The illegality of this market in much of the rest of the world keeps supply way below demand, so that people who would otherwise be saved, are allowed to die.
What else would you need to know about it?
"but you would think that somewhere in the world there are other systems that work maybe differently."
Systems? There are either enough donors because they are incented to provide a kidney, or there aren't. Payment seems to provide a big incentive.
The Isreali system appears to provide payment to donors in the form of preferential medical treatment. There are some obvious limits to this idea.
juandos: "how many people get the uncomfortable feeling that selling organs might be somehow just a short step from cannibalism?...:-)"
Soylent Green Is People. :)
I can already give away an organ, why can't I sell it?
Also morganovich's example of a woman selling eggs is closer to an organ sale than hair or blood.

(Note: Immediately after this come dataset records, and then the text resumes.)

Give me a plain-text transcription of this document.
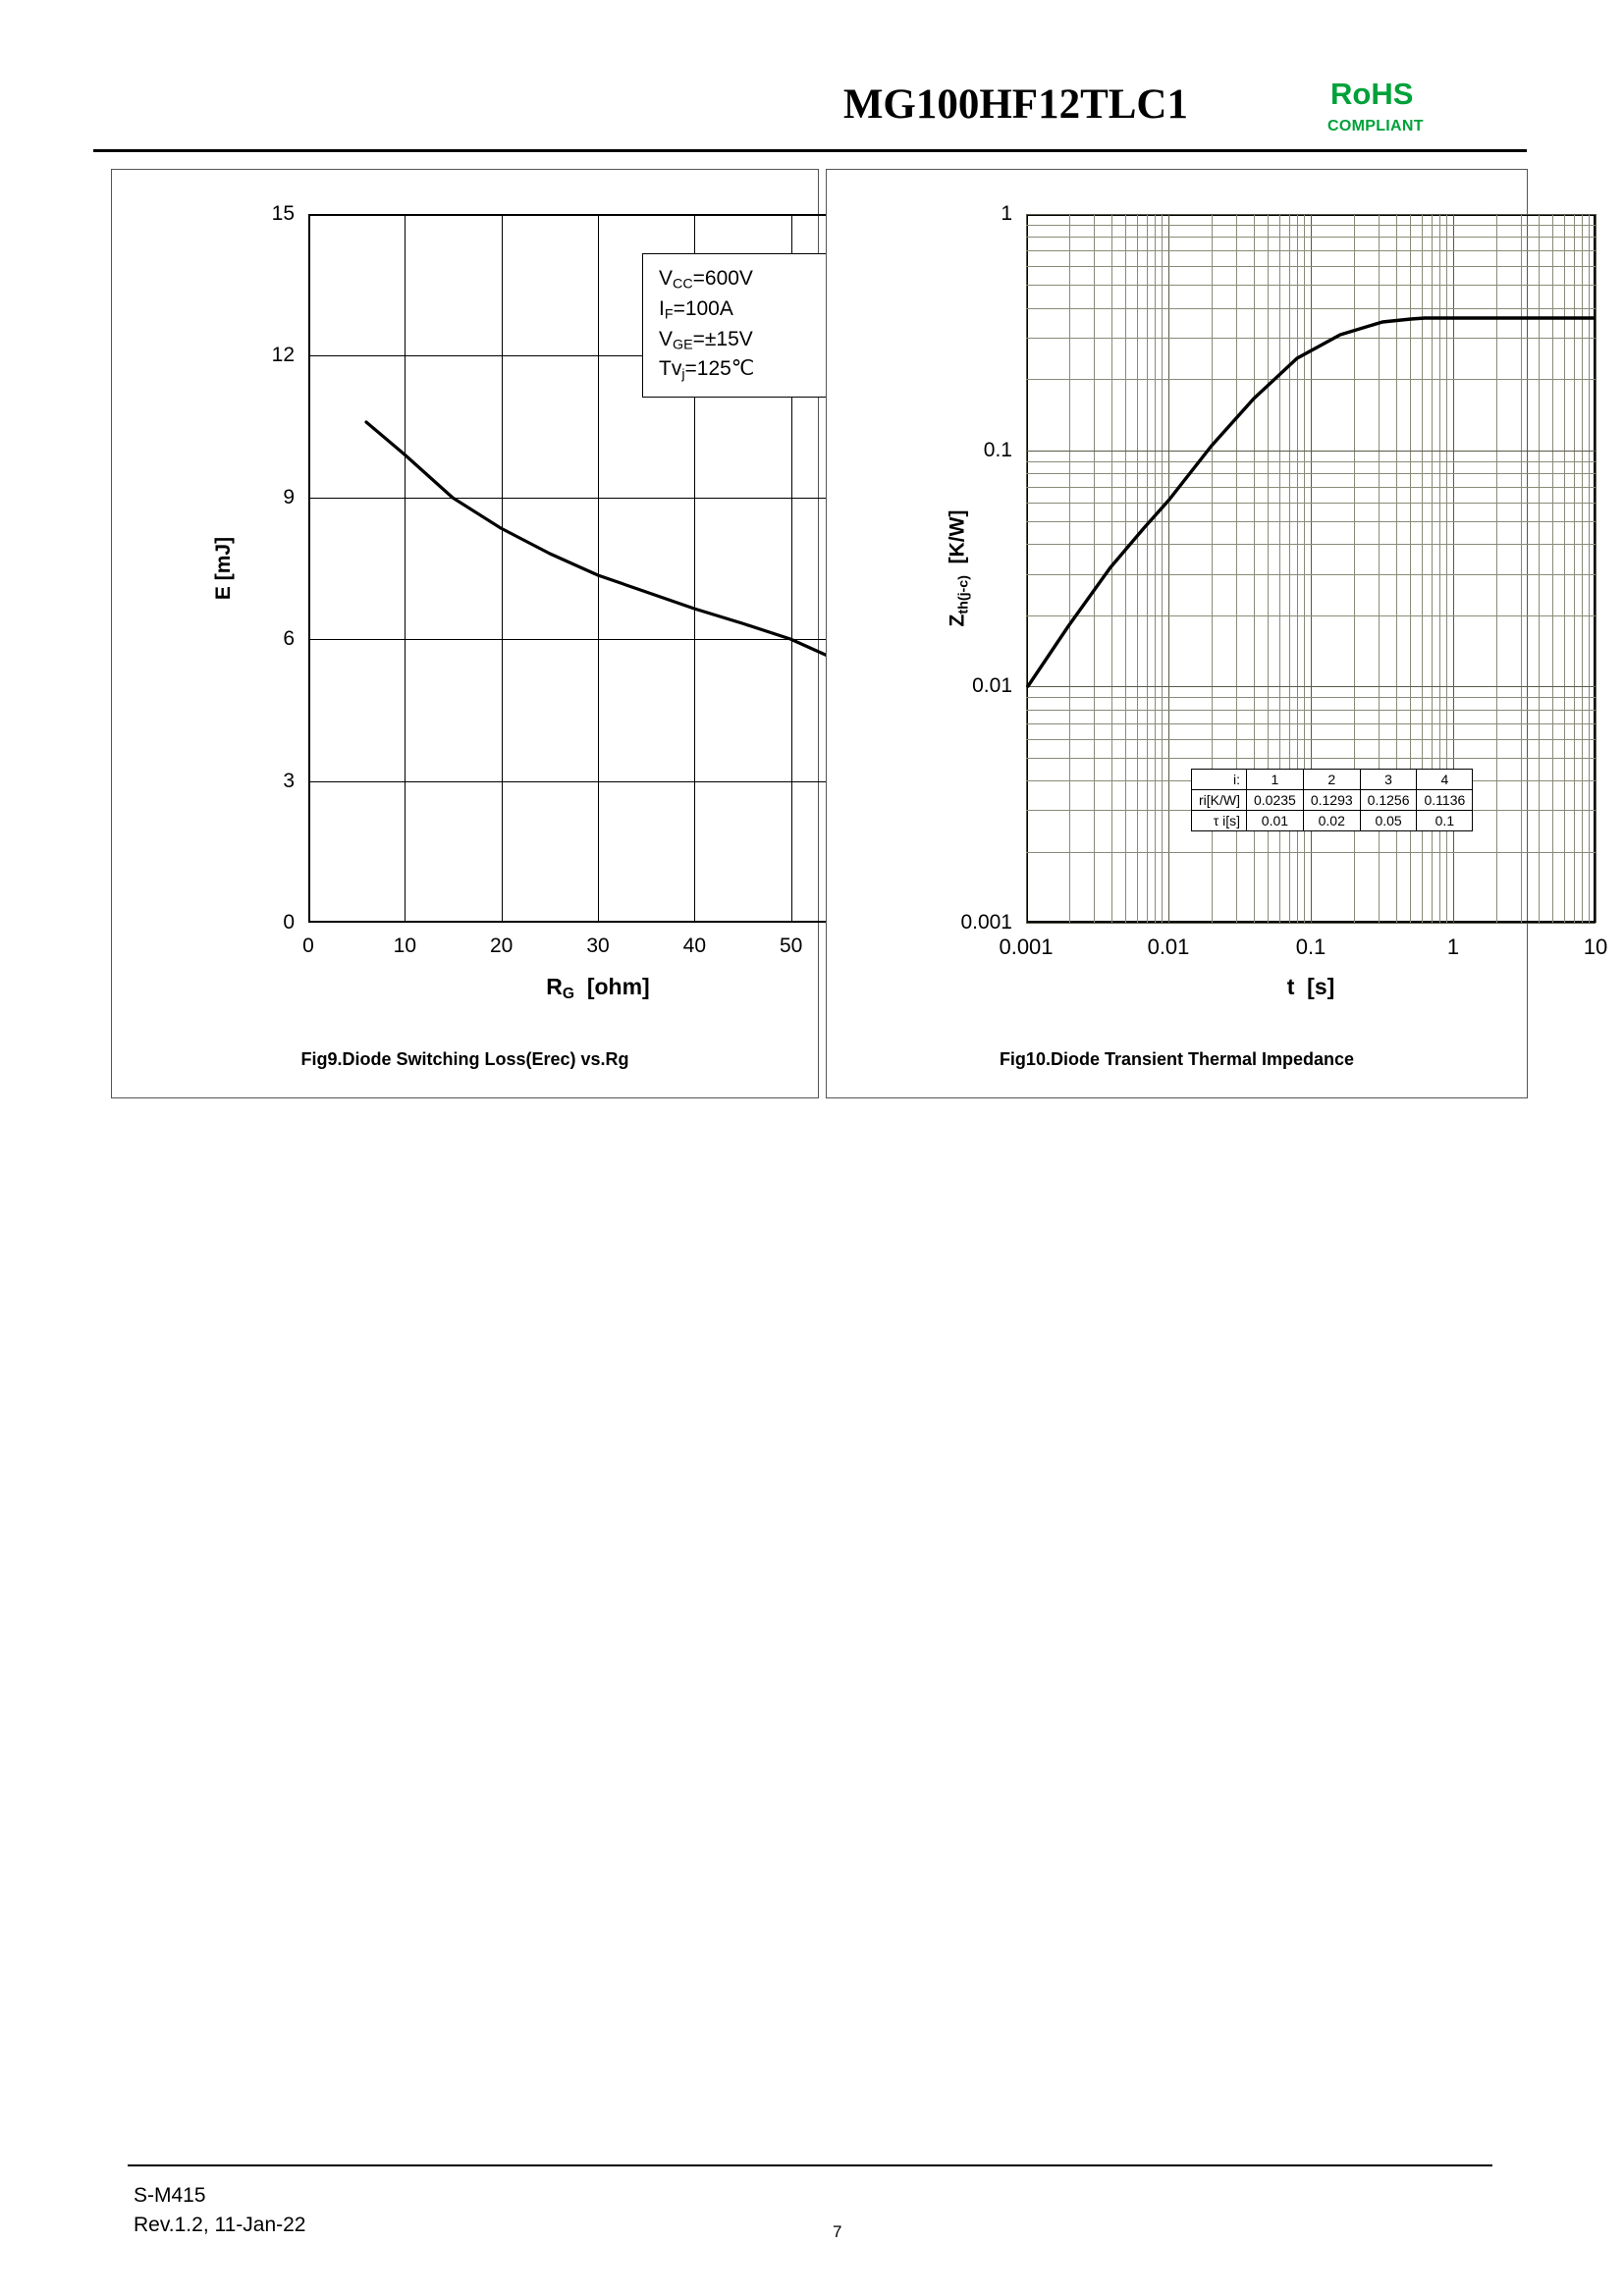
MG100HF12TLC1	RoHS
COMPLIANT
15
12
9
6
3
0
0	10	20	30	40	50
E [mJ]
$R_G$  [ohm]
$V_{CC}=600V$
$I_F=100A$
$V_{GE}=\pm 15V$
$Tv_j=125℃$
Fig9.Diode Switching Loss(Erec) vs.Rg
1
0.1
0.01
0.001
0.001	0.01	0.1	1	10
$Z_{th(j-c)}$  [K/W]
t  [s]
i:	1	2	3	4
ri[K/W]	0.0235	0.1293	0.1256	0.1136
τ i[s]	0.01	0.02	0.05	0.1
Fig10.Diode Transient Thermal Impedance
S-M415
Rev.1.2, 11-Jan-22	7
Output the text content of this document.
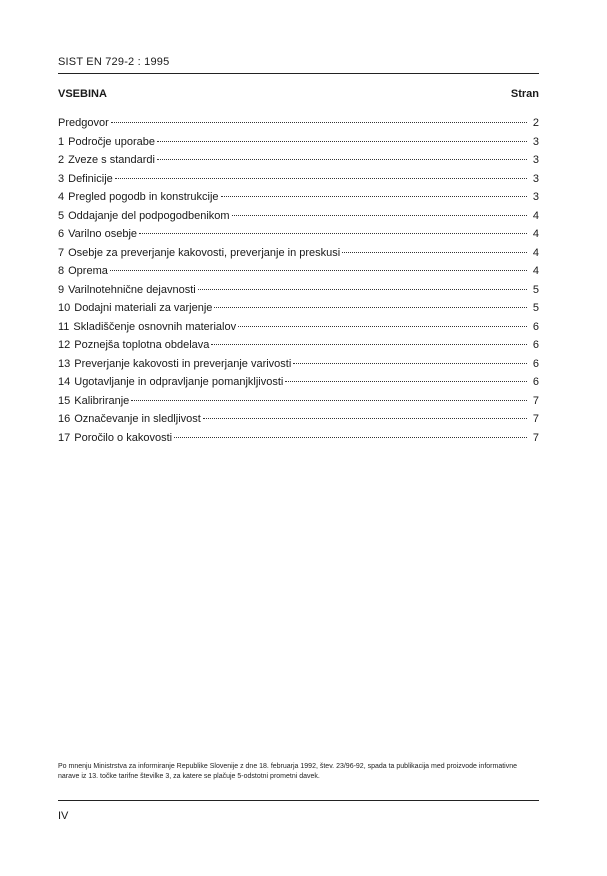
SIST EN 729-2 : 1995
VSEBINA	Stran
Predgovor	2
1 Področje uporabe	3
2 Zveze s standardi	3
3 Definicije	3
4 Pregled pogodb in konstrukcije	3
5 Oddajanje del podpogodbenikom	4
6 Varilno osebje	4
7 Osebje za preverjanje kakovosti, preverjanje in preskusi	4
8 Oprema	4
9 Varilnotehnične dejavnosti	5
10 Dodajni materiali za varjenje	5
11 Skladiščenje osnovnih materialov	6
12 Poznejša toplotna obdelava	6
13 Preverjanje kakovosti in preverjanje varivosti	6
14 Ugotavljanje in odpravljanje pomanjkljivosti	6
15 Kalibriranje	7
16 Označevanje in sledljivost	7
17 Poročilo o kakovosti	7
Po mnenju Ministrstva za informiranje Republike Slovenije z dne 18. februarja 1992, štev. 23/96-92, spada ta publikacija med proizvode informativne narave iz 13. točke tarifne številke 3, za katere se plačuje 5-odstotni prometni davek.
IV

Eggs aren't replaced either.
"I can already give away an organ, why can't I sell it?"...
Well ron h I would say that there are to many liberal-progressives calling the shots from the local level to the national level...
I don't know about where you're at but some of the state government's finest employees work the DMC racket here in Missouri and wow do they give you the 'evil eye' if you don't check off on the 'voluntary' organ donation line when renewing the driver's license...
juandos: "I don't know about where you're at but some of the state government's finest employees work the DMC racket here in Missouri and wow do they give you the 'evil eye' if you don't check off on the 'voluntary' organ donation line when renewing the driver's license..."
You must not be aware that it doesn't count if you cross your fingers behind your back while checking off the donor box.
I thought evil eye was the only look available to DMV employees. I've never seen anything else.
I also suspect that if you got a better offer for your kidneys, and made another arrangement, it would override the State's right to direct the use of your kidneys.